As newer and better buildings emerge, the older one’s are conveniently segregated away from modernity. A few of the “old-timers” are preserved, but the overwhelming majority are condemned or abandoned. The only option that remains to such buildings are to serve as an accomplice in the criminal activity of their neglected human counter-parts, no longer functioning as a home but rather a hide-out for drugs,rape and gang activity.
But there is an upside to the underground.
The expression “Man, Heal Thyself” takes a whole new meaning when Underground Populations take their limited resources and with them create a rich and diverse cultural Environment that you will never find in the sterile, controlled homogeneity of Suburban Engineering. What I didn’t say in my earlier diagnosis of Suburbia, that after all of its controlled comfort and security, there was also an atmosphere that was, to put it plainly, just plain boring. Perfection is a nice thought, but is seldom inspiring.

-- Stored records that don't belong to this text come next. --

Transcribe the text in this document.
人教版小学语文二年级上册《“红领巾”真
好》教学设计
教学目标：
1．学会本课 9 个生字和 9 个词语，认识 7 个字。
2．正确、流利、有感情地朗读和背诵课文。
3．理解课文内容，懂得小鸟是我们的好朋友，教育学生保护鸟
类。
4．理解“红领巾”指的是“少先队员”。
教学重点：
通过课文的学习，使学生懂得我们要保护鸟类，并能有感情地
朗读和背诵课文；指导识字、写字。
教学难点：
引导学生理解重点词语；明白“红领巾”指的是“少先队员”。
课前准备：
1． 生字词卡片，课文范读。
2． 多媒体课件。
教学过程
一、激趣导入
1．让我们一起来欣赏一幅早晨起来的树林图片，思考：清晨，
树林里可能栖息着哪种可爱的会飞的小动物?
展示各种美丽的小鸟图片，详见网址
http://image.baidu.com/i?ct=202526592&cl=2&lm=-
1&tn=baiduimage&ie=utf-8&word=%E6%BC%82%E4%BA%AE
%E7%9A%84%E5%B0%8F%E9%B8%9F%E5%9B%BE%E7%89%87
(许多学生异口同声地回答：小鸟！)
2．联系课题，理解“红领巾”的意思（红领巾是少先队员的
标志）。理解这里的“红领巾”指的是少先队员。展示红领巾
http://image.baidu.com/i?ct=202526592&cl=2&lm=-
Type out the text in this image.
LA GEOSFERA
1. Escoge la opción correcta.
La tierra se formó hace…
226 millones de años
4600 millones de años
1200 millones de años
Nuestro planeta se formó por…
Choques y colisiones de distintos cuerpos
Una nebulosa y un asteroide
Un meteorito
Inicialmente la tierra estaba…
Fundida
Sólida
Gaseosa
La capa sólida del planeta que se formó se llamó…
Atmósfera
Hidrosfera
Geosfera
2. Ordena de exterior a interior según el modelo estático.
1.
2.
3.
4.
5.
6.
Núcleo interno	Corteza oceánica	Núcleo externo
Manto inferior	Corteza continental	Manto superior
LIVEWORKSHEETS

This dynamic textured landscape of forgotten and neglected environments is the result, in part, of its forgotten and neglected artists who emerge as illicit saviors of these dying structures. By "tagging" the buildings with their names and art, they rehabilitate these old structures. I have to believe that this salvation is mutual.The environment and its people may not be cured from their poverty, but they arereborn into a second life that could never be manufactured or engineered.